German prosecutors urged carnival organisers to review their security arrangements on Tuesday after a local man ploughed his car into a parade in the western German town of Volksmarsen, injuring more than 50 people, including 18 children.
The incident on Monday shook Germans still struggling to take in last week’s racist gun attack on two bars in the town of Hanau which left 11 people dead.
A spokesman for prosecutors said there was currently no indication that the investigation into Monday’s tragedy would be handed over to national prosecutors, suggesting they do not see a political motive.
The driver, who had been detained on suspicion of attempted homicide, was being treated for his own injuries. The prosecutors’ spokesman said he had not been in a fit state to be questioned overnight, but was not drunk at the time of the incident. Tests for drugs were due in the course of the day.
While some carnival processions in the state of Hesse, home to Volksmarsen, were cancelled, others were due to take place in the region on Tuesday.
Rose Monday is the height of the carnival season in Catholic areas of Germany, especially in the Rhineland where tens of thousands of people dress up, drink alcohol and line the streets to watch decorated floats that often mock public figures.
Prosecutors said there was no concrete reason to think that the risks of attacks at parades had increased, but they urged organisers to review their security arrangements and adjust them if necessary, with policing potentially increased.
Security at public events in Germany has been tightened since a Tunisian man with Islamist militant ties ploughed a truck into a Christmas market in Berlin in 2016, killing 12 people. He was later shot dead by Italian police after fleeing.
Thirty five people were still in hospital on Tuesday, while another 17 had left hospital after treatment, police said on Twitter. Eighteen of the injured were children.
Police, who had detained the driver, a 29-year-old German from Volksmarsen, said his motive was still unclear and investigations were ongoing.
The man, who had been driving a silver Mercedes car, would appear before a investigating magistrate as soon as his condition allowed, state prosecutors said.

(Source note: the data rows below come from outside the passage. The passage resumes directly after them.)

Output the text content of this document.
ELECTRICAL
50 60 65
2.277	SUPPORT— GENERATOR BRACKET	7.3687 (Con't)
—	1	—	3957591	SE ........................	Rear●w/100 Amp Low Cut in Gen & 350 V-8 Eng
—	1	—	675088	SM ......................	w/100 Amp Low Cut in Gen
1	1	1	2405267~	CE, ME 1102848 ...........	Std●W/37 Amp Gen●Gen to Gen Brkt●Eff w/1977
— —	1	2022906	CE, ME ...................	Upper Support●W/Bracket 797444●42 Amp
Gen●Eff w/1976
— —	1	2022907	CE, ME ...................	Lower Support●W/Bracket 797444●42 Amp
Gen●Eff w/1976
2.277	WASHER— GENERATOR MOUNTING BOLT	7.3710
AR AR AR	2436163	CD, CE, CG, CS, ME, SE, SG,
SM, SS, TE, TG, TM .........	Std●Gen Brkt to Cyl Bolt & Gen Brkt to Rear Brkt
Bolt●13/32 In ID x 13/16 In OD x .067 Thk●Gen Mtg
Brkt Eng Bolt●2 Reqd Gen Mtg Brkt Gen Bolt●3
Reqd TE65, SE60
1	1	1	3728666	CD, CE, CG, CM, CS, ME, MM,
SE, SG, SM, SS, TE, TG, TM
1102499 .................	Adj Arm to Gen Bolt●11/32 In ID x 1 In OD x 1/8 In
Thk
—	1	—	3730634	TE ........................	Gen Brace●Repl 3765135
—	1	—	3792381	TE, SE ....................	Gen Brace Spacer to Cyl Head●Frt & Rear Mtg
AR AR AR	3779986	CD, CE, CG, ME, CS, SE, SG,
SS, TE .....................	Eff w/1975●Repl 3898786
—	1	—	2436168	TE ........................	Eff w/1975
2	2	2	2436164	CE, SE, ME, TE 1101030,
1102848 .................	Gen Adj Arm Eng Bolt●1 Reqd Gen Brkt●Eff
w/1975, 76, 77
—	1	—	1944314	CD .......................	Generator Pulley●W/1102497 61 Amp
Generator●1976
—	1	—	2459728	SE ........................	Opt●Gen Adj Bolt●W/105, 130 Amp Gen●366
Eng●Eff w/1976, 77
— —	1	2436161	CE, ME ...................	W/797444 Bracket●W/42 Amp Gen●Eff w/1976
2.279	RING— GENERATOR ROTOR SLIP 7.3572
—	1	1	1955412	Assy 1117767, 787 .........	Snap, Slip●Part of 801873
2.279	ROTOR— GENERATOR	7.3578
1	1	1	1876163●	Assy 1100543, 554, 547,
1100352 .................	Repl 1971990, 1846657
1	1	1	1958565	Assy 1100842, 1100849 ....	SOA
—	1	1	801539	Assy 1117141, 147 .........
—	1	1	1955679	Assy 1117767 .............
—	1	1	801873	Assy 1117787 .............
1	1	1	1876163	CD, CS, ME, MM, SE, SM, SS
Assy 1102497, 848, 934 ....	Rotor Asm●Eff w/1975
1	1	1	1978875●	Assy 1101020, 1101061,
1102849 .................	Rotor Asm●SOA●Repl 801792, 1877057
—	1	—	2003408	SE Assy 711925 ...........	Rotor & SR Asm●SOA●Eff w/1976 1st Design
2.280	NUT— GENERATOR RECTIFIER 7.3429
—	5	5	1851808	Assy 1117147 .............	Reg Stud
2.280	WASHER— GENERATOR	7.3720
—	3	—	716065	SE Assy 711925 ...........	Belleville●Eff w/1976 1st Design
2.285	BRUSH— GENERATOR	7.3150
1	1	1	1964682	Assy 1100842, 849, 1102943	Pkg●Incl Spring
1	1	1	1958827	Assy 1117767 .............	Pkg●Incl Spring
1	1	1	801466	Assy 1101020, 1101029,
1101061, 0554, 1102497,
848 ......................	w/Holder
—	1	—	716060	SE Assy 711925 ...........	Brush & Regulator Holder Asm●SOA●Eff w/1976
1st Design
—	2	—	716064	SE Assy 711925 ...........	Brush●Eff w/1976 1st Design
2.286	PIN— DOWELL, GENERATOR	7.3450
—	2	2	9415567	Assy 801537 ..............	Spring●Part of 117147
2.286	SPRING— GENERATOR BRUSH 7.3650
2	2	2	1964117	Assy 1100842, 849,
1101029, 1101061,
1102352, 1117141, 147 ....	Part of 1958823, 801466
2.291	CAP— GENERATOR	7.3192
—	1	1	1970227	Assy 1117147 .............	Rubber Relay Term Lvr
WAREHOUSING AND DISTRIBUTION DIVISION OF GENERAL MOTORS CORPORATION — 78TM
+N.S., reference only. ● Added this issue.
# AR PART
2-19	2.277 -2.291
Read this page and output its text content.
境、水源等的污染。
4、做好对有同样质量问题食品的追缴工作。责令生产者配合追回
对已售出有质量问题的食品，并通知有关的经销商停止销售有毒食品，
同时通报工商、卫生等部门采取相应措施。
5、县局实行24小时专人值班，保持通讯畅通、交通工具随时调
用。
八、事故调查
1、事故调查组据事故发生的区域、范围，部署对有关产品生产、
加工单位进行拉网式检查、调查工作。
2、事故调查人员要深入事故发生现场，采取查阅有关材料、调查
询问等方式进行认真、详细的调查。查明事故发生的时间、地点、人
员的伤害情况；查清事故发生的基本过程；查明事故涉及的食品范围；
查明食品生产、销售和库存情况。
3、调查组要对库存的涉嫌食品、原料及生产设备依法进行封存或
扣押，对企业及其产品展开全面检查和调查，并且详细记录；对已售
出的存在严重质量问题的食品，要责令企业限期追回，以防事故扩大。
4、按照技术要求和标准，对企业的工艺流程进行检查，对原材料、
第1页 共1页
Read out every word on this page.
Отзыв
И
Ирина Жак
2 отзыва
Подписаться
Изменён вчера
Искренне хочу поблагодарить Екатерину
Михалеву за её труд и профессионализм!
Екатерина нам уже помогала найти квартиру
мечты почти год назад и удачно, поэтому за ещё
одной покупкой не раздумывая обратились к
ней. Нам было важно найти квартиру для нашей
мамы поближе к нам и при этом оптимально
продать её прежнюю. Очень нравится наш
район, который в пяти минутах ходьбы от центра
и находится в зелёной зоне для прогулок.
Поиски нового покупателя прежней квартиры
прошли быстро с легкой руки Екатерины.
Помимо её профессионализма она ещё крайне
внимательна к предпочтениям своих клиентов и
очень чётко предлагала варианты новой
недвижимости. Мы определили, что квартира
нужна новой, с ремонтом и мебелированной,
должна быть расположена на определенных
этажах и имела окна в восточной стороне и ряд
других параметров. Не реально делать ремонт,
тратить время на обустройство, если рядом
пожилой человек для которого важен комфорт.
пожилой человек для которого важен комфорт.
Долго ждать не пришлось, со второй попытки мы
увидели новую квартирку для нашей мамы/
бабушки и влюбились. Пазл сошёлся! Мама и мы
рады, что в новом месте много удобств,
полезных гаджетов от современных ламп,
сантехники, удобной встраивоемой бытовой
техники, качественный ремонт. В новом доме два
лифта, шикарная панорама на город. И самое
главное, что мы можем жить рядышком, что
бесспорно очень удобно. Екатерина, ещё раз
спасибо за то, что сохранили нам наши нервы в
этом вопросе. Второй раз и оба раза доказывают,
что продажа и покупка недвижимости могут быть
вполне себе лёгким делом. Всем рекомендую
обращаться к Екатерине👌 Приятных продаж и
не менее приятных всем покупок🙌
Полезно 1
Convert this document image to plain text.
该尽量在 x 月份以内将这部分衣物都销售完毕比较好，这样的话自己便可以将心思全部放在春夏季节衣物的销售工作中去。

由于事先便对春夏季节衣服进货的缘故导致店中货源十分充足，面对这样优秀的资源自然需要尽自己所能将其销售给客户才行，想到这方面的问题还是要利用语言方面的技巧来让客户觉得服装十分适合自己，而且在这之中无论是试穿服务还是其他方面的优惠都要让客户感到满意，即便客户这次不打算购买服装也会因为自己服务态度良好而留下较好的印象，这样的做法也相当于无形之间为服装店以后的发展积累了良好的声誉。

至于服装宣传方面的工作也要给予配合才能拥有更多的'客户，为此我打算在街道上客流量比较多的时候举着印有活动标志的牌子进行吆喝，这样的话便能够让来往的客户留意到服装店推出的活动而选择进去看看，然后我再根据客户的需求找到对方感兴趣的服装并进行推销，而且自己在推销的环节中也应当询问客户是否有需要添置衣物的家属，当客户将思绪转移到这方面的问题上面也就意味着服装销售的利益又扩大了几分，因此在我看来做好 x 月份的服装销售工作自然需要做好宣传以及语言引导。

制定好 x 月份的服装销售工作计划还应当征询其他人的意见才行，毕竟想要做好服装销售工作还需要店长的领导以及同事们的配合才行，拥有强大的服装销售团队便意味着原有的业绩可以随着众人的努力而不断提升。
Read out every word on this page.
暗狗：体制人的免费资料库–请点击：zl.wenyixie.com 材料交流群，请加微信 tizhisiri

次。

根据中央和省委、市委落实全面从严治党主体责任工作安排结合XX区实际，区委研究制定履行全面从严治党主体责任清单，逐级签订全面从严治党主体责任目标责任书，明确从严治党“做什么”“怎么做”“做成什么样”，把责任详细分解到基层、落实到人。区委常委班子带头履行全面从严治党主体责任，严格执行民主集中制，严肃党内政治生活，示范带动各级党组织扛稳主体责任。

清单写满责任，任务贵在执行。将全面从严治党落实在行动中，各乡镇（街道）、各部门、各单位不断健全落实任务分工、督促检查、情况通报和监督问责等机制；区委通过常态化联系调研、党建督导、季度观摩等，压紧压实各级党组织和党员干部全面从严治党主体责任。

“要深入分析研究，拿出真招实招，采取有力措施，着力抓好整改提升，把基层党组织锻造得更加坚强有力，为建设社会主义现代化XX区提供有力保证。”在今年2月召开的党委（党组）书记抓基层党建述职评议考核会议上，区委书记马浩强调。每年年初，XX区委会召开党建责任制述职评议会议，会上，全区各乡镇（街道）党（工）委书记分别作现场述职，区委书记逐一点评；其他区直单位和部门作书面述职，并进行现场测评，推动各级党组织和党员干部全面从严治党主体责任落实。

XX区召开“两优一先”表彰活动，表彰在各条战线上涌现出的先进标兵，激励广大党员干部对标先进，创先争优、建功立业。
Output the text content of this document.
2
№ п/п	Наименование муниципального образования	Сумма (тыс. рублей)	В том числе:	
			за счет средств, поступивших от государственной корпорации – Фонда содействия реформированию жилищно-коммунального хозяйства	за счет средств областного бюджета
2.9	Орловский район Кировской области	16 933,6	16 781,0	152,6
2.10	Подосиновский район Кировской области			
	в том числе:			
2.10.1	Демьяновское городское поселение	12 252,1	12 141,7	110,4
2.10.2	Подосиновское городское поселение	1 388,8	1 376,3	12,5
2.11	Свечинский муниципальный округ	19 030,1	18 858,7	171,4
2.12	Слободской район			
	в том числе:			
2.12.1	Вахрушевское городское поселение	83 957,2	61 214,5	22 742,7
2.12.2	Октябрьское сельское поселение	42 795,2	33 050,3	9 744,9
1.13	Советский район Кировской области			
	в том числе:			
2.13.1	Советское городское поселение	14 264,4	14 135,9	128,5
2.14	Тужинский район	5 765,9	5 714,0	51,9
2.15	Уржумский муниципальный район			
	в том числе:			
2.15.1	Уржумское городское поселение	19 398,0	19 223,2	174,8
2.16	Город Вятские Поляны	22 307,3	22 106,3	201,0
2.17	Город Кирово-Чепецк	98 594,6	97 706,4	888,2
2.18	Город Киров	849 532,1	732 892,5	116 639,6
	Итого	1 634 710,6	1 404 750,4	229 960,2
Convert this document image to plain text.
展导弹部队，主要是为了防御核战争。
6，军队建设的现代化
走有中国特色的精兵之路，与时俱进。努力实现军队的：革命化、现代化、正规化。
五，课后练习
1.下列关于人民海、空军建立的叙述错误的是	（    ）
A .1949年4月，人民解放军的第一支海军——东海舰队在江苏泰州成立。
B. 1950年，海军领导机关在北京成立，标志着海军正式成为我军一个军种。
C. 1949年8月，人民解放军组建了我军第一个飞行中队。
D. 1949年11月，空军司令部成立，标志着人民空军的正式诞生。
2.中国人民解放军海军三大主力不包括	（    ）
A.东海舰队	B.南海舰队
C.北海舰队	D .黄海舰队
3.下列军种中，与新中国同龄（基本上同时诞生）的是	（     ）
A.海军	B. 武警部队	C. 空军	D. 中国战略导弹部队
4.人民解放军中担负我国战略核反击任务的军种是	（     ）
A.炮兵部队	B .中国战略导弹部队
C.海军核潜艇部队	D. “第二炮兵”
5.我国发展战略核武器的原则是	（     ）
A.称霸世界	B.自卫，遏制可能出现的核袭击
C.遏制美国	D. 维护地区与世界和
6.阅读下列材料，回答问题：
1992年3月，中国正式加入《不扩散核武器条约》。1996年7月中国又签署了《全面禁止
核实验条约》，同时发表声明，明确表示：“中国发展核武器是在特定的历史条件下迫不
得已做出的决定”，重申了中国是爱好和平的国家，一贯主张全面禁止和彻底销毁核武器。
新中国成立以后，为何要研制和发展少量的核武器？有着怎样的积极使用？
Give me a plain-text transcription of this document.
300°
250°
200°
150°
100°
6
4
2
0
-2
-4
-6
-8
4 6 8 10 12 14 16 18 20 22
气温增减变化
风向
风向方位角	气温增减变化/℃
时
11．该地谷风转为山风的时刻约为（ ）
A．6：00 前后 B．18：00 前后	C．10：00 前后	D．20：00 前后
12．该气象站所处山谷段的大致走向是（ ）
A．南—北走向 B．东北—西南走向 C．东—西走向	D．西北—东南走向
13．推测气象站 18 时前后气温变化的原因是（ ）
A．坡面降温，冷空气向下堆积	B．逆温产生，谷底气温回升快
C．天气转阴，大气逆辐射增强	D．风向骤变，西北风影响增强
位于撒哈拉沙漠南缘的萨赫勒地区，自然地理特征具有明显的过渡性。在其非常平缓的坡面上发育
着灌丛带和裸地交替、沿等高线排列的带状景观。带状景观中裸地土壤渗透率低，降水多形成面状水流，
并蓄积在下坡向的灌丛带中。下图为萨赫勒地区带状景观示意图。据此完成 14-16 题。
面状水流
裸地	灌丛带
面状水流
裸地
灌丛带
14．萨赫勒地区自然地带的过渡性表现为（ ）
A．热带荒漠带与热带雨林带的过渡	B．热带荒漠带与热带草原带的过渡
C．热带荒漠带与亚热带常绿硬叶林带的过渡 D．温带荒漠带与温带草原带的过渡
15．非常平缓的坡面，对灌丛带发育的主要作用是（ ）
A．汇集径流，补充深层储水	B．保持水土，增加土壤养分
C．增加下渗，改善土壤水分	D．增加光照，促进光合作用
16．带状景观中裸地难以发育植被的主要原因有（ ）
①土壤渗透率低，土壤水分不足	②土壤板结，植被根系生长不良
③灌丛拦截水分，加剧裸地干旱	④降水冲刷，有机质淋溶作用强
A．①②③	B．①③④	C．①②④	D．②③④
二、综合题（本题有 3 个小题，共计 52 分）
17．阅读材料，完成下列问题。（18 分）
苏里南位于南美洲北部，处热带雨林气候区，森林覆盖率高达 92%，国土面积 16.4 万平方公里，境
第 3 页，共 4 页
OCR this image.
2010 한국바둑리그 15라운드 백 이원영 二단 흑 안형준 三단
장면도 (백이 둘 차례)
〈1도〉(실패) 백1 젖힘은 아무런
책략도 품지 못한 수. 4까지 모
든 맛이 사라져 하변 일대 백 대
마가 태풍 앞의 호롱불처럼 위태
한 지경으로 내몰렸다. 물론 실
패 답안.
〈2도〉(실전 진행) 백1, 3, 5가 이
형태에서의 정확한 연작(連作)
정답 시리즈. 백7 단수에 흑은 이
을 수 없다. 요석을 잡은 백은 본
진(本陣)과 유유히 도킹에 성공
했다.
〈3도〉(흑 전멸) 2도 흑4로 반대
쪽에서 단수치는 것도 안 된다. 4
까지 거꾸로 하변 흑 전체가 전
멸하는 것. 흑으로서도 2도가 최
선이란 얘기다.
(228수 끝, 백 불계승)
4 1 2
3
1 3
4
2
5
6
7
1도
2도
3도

“There are so far no indications of politically-motivated criminality,” Bild newspaper cited an investigator as saying.
“But we think that the perpetrator acted with intent, and that psychological problems may have played a role,” the investigator added.
Prosecutors confirmed that a second man had been detained at the scene on Monday and was accused of filming the incident. The spokesman said prosecutors were investigating whether the man had links to the driver, including checking phone records.
The street where the incident happened in the centre of the small town was still cordoned off by police on Tuesday and several stores in the area were closed.
“It’s terrible. I don’t know how somebody could do this, especially to children,” said Rainer Bellmann, a 58-year-old local resident.
Locals told Reuters that police had searched two homes in the town, including one apartment near to the scene that a police officer said was the home of relatives of the man.